Fulton Hogan lifted annual profit 6.5 per cent as the privately-held civil construction firm benefited from a growing infrastructure spend across the nation.
Net profit rose to $179.6 million in the 12 months ended June 30 from $168.7m a year earlier, the Christchurch-based company said in a statement.
Revenue rose 8.5 per cent to $3.6 billion while earnings before interest, tax, depreciation and amortisation climbed 11 per cent to $364.6m.
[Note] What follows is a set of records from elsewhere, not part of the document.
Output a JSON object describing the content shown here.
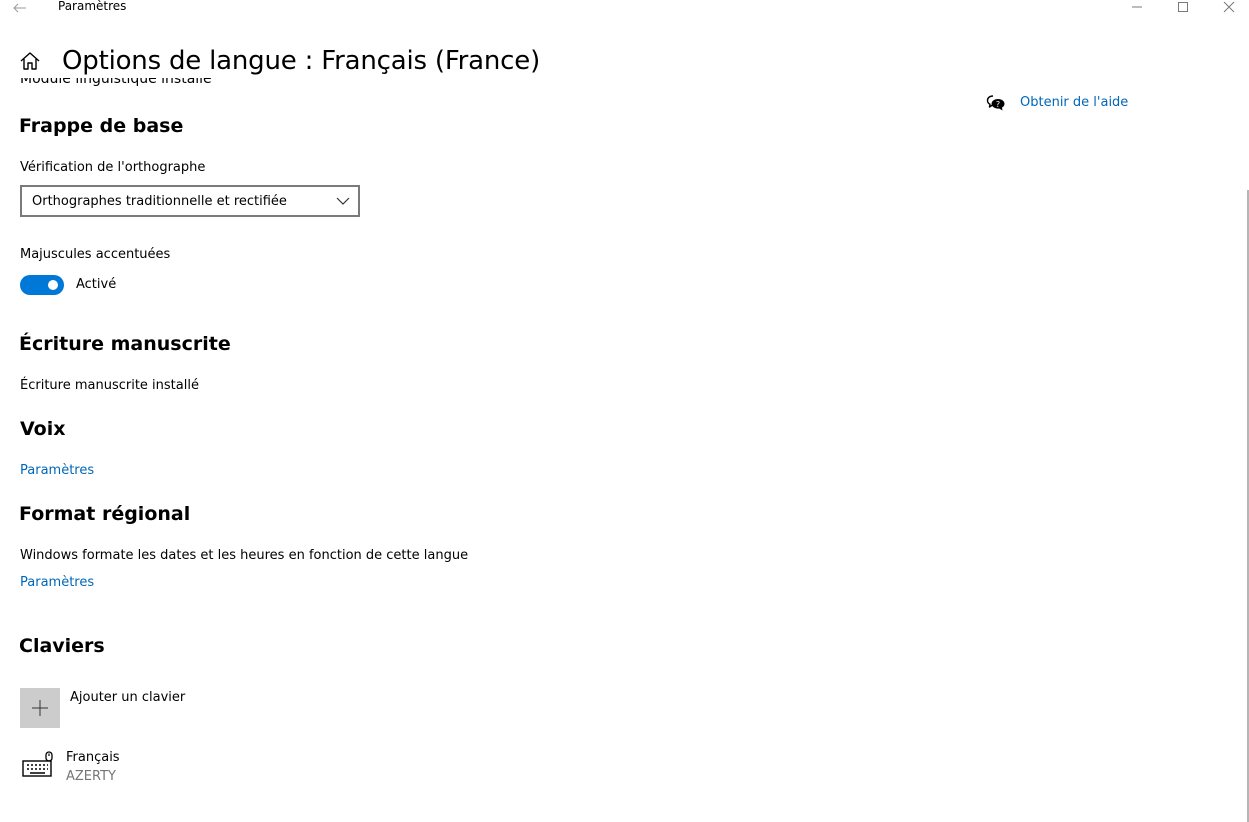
{
  "window": {
    "title": "Paramètres",
    "icons": {
      "back": "back-arrow-icon",
      "minimize": "minimize-icon",
      "maximize": "maximize-icon",
      "close": "close-icon"
    }
  },
  "header": {
    "home_icon": "home-icon",
    "title": "Options de langue : Français (France)"
  },
  "content": {
    "clipped_previous_line": "Module linguistique installé",
    "basic_typing": {
      "title": "Frappe de base",
      "spellcheck_label": "Vérification de l'orthographe",
      "spellcheck_value": "Orthographes traditionnelle et rectifiée",
      "accented_caps_label": "Majuscules accentuées",
      "accented_caps_state": "Activé",
      "accented_caps_on": true
    },
    "handwriting": {
      "title": "Écriture manuscrite",
      "status": "Écriture manuscrite installé"
    },
    "speech": {
      "title": "Voix",
      "settings_link": "Paramètres"
    },
    "regional_format": {
      "title": "Format régional",
      "description": "Windows formate les dates et les heures en fonction de cette langue",
      "settings_link": "Paramètres"
    },
    "keyboards": {
      "title": "Claviers",
      "add_label": "Ajouter un clavier",
      "add_icon": "plus-icon",
      "items": [
        {
          "name": "Français",
          "layout": "AZERTY",
          "icon": "keyboard-icon"
        }
      ]
    }
  },
  "help": {
    "icon": "help-chat-icon",
    "link": "Obtenir de l'aide"
  },
  "colors": {
    "accent": "#0078d7",
    "link": "#0067b8",
    "secondary_text": "#767676",
    "tile_bg": "#cccccc"
  }
}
The board declared annual dividends of 64c per share, up from 62c in 2016.
“Our New Zealand regional business benefited from strong economic growth and associated infrastructure spend,” the company said.
“Diversification into new portfolios and market sectors contributed to growth in Australian industries.”
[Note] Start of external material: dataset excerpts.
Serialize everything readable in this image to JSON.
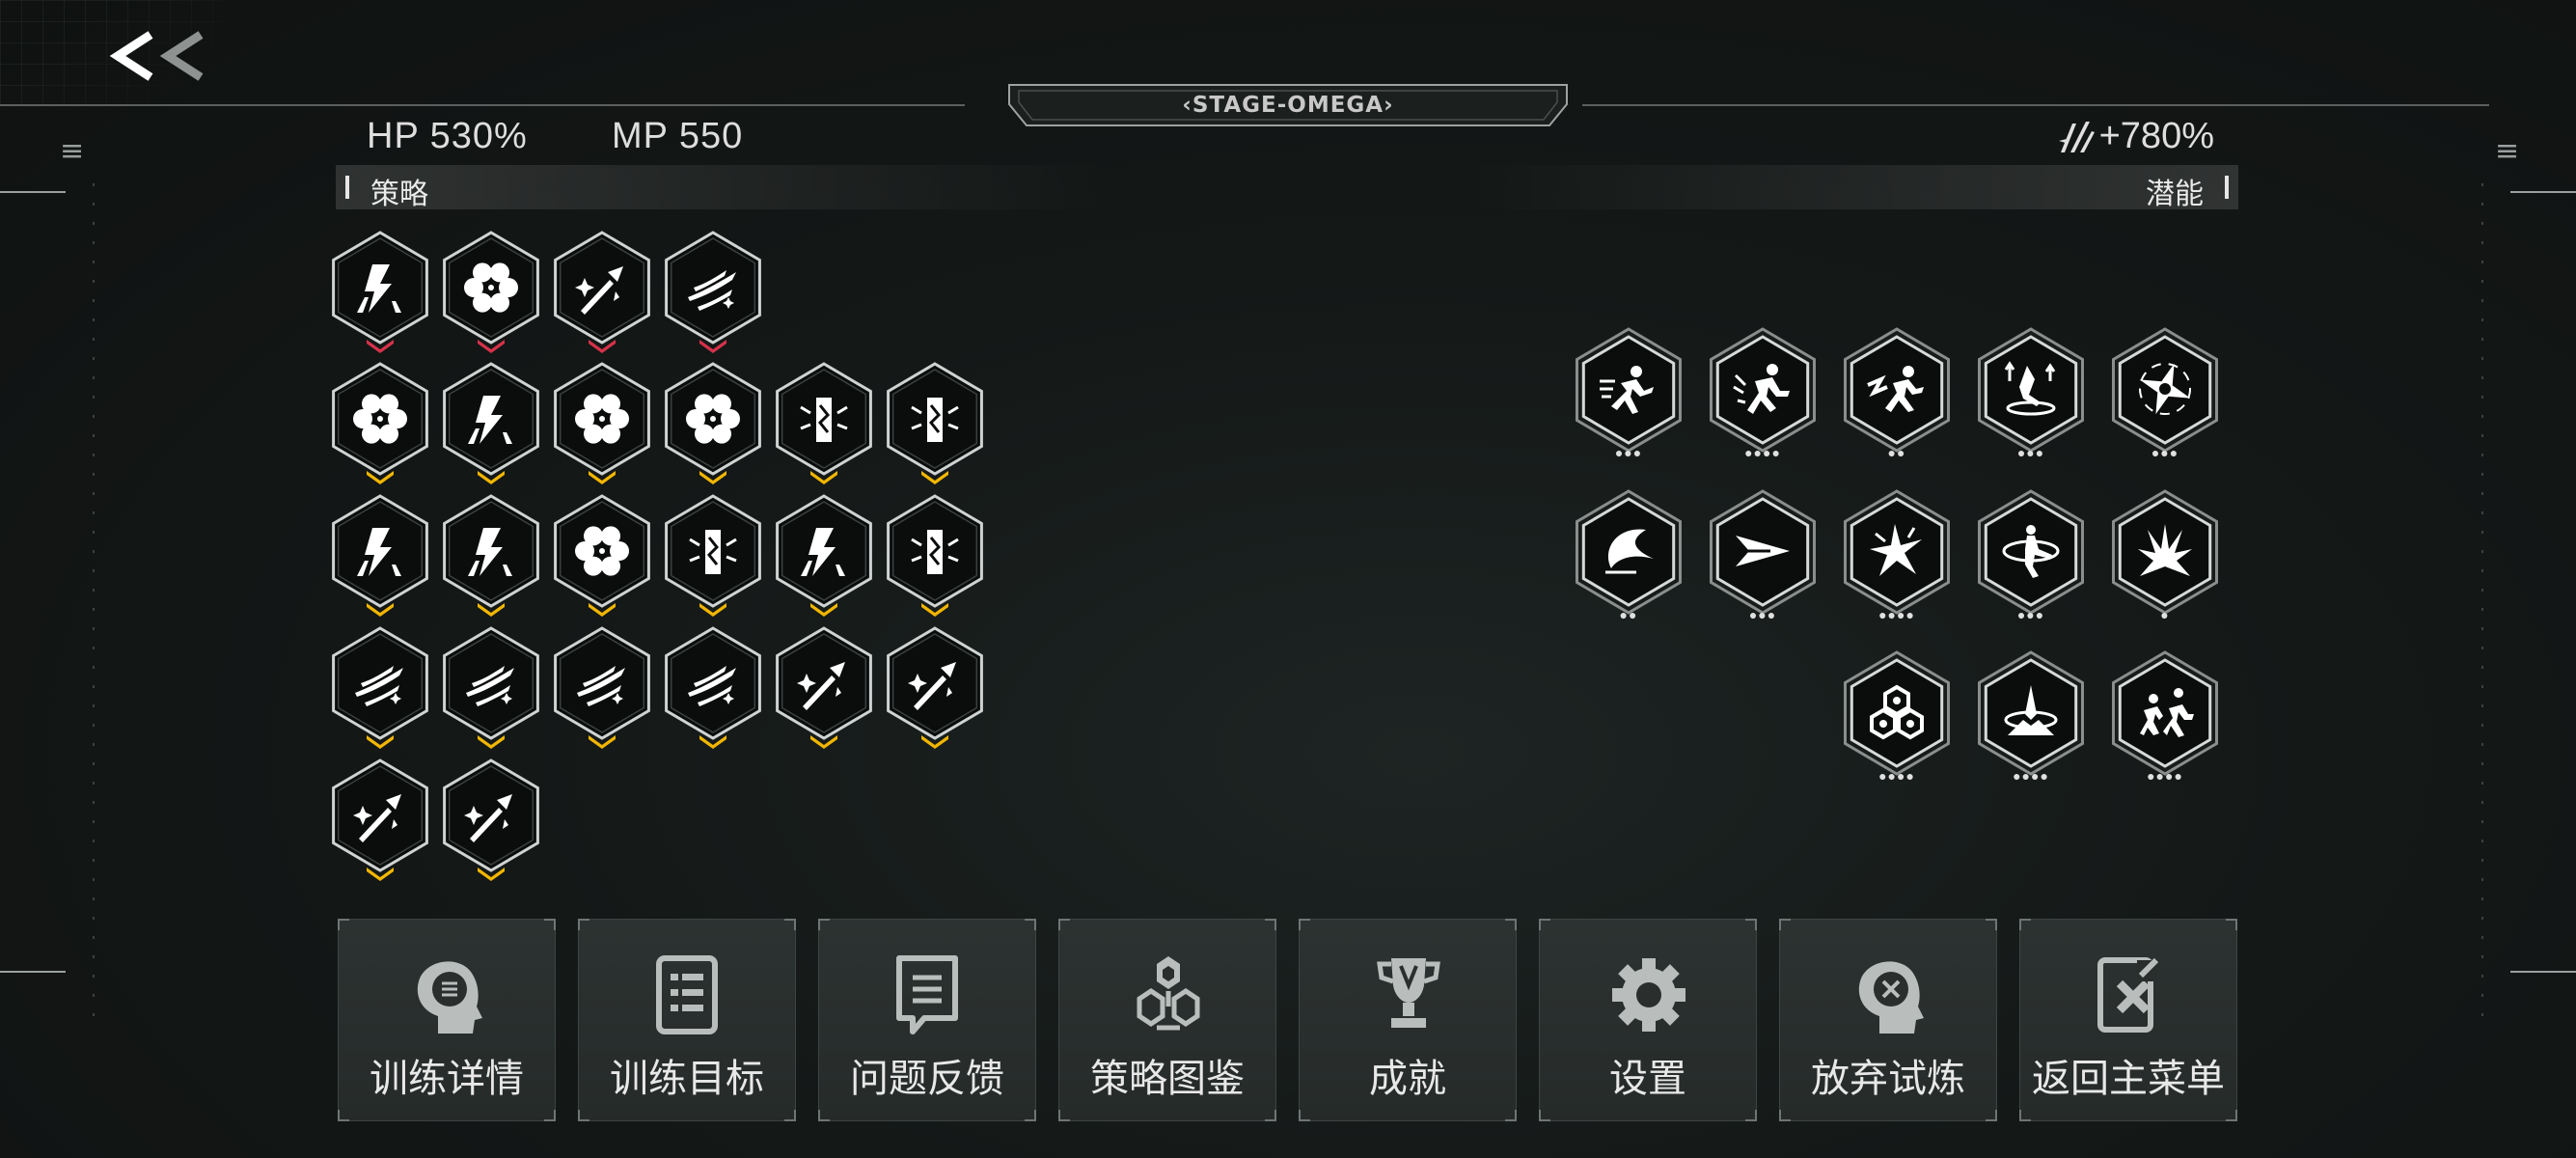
{
  "header": {
    "back_label": "back",
    "stage_title": "‹STAGE-OMEGA›",
    "hp": "HP 530%",
    "mp": "MP 550",
    "potential_bonus": "+780%"
  },
  "sections": {
    "strategy_label": "策略",
    "potential_label": "潜能"
  },
  "strategy_cards": [
    {
      "icon": "lightning-road-icon",
      "rank": "red"
    },
    {
      "icon": "flower-ring-icon",
      "rank": "red"
    },
    {
      "icon": "spear-sparkle-icon",
      "rank": "red"
    },
    {
      "icon": "dash-streak-icon",
      "rank": "red"
    },
    {
      "icon": "flower-ring-icon",
      "rank": "gold"
    },
    {
      "icon": "lightning-road-icon",
      "rank": "gold"
    },
    {
      "icon": "flower-ring-icon",
      "rank": "gold"
    },
    {
      "icon": "flower-ring-icon",
      "rank": "gold"
    },
    {
      "icon": "pillar-spark-icon",
      "rank": "gold"
    },
    {
      "icon": "pillar-spark-icon",
      "rank": "gold"
    },
    {
      "icon": "lightning-road-icon",
      "rank": "gold"
    },
    {
      "icon": "lightning-road-icon",
      "rank": "gold"
    },
    {
      "icon": "flower-ring-icon",
      "rank": "gold"
    },
    {
      "icon": "pillar-spark-icon",
      "rank": "gold"
    },
    {
      "icon": "lightning-road-icon",
      "rank": "gold"
    },
    {
      "icon": "pillar-spark-icon",
      "rank": "gold"
    },
    {
      "icon": "dash-streak-icon",
      "rank": "gold"
    },
    {
      "icon": "dash-streak-icon",
      "rank": "gold"
    },
    {
      "icon": "dash-streak-icon",
      "rank": "gold"
    },
    {
      "icon": "dash-streak-icon",
      "rank": "gold"
    },
    {
      "icon": "spear-sparkle-icon",
      "rank": "gold"
    },
    {
      "icon": "spear-sparkle-icon",
      "rank": "gold"
    },
    {
      "icon": "spear-sparkle-icon",
      "rank": "gold"
    },
    {
      "icon": "spear-sparkle-icon",
      "rank": "gold"
    }
  ],
  "potential_cards": [
    {
      "icon": "dash-runner-icon",
      "level": 3
    },
    {
      "icon": "sprint-runner-icon",
      "level": 4
    },
    {
      "icon": "speed-runner-icon",
      "level": 2
    },
    {
      "icon": "jump-kick-icon",
      "level": 3
    },
    {
      "icon": "shuriken-icon",
      "level": 3
    },
    {
      "icon": "crescent-slash-icon",
      "level": 2
    },
    {
      "icon": "arrow-dash-icon",
      "level": 3
    },
    {
      "icon": "shatter-icon",
      "level": 4
    },
    {
      "icon": "spin-kick-icon",
      "level": 3
    },
    {
      "icon": "burst-icon",
      "level": 1
    },
    {
      "icon": "hex-cluster-icon",
      "level": 4
    },
    {
      "icon": "impact-icon",
      "level": 4
    },
    {
      "icon": "multi-runner-icon",
      "level": 4
    }
  ],
  "menu": [
    {
      "icon": "training-detail-icon",
      "label": "训练详情"
    },
    {
      "icon": "document-list-icon",
      "label": "训练目标"
    },
    {
      "icon": "feedback-icon",
      "label": "问题反馈"
    },
    {
      "icon": "strategy-codex-icon",
      "label": "策略图鉴"
    },
    {
      "icon": "trophy-icon",
      "label": "成就"
    },
    {
      "icon": "gear-icon",
      "label": "设置"
    },
    {
      "icon": "abandon-icon",
      "label": "放弃试炼"
    },
    {
      "icon": "return-menu-icon",
      "label": "返回主菜单"
    }
  ],
  "colors": {
    "rank_red": "#d6324a",
    "rank_gold": "#f2b600",
    "hex_fill": "#0b0d0d",
    "hex_border": "#cfd3d2",
    "accent_text": "#e6e6e6"
  }
}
Fulton Hogan noted a number of “significant business wins” when reporting a 13 pe rcent increase in first-half earnings earlier this year in an increasingly competitive environment.
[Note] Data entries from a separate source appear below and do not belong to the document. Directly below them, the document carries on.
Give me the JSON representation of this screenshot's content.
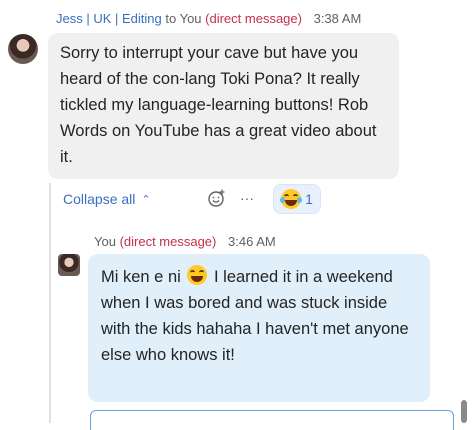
{
  "message1": {
    "sender": "Jess | UK | Editing",
    "to_text": "to You",
    "dm_label": "(direct message)",
    "time": "3:38 AM",
    "body": "Sorry to interrupt your cave but have you heard of the con-lang Toki Pona? It really tickled my language-learning buttons! Rob Words on YouTube has a great video about it."
  },
  "thread": {
    "collapse_label": "Collapse all",
    "more_label": "···",
    "reaction_count": "1",
    "reaction_icon": "joy-emoji-icon"
  },
  "message2": {
    "sender": "You",
    "dm_label": "(direct message)",
    "time": "3:46 AM",
    "body_before": "Mi ken e ni",
    "body_after": "I learned it in a weekend when I was bored and was stuck inside with the kids hahaha I haven't met anyone else who knows it!"
  },
  "colors": {
    "accent": "#3a6fbf",
    "dm_red": "#c4314b",
    "bubble_gray": "#f0f0f0",
    "bubble_blue": "#e0effa"
  }
}
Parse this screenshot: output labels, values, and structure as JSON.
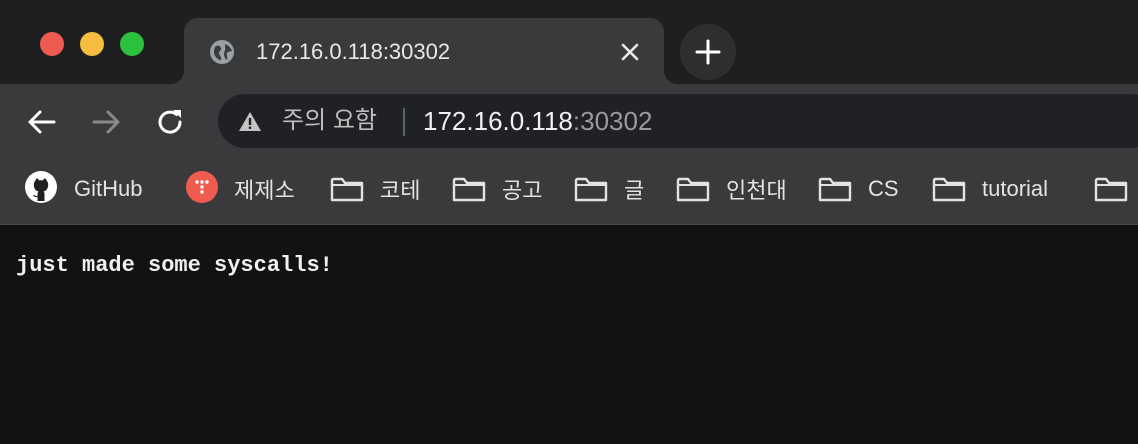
{
  "tab": {
    "title": "172.16.0.118:30302"
  },
  "address_bar": {
    "security_label": "주의 요함",
    "url_host": "172.16.0.118",
    "url_port": ":30302"
  },
  "bookmarks": [
    {
      "label": "GitHub",
      "icon": "github-icon"
    },
    {
      "label": "제제소",
      "icon": "red-dots-icon"
    },
    {
      "label": "코테",
      "icon": "folder-icon"
    },
    {
      "label": "공고",
      "icon": "folder-icon"
    },
    {
      "label": "글",
      "icon": "folder-icon"
    },
    {
      "label": "인천대",
      "icon": "folder-icon"
    },
    {
      "label": "CS",
      "icon": "folder-icon"
    },
    {
      "label": "tutorial",
      "icon": "folder-icon"
    },
    {
      "label": "",
      "icon": "folder-icon"
    }
  ],
  "page": {
    "body_text": "just made some syscalls!"
  },
  "colors": {
    "close_red": "#ee5a52",
    "minimize_yellow": "#f5be40",
    "zoom_green": "#2cc23d",
    "bookmark_red": "#ef5b4f"
  }
}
Construction firms have bemoaned the rapid increase in costs and scarcity of skilled labour in the face of a mammoth pipeline of work, which includes the government’s plans to fund $32.5b of infrastructure over the next four years.
The company said its forward order book was strong and it had secured about 65 per cent of budget revenue in 2018.
Fulton Hogan boosted its workforce to more than 7150 across New Zealand, Australia and the Pacific, from about 6300 a year earlier.
However, its total recordable injury frequency rate deteriorated to 5.3 compared to 4.8 a year earlier, and included the death of Selwyn Rewa in Fulton Hogan’s Northland team, who was hit by a logging truck at a worksite operating under temporary traffic management.
“This incident is a tragic reminder of the dangers our teams face each day when working in and around live traffic at our many active worksites,” chairman Dave Faulkner said.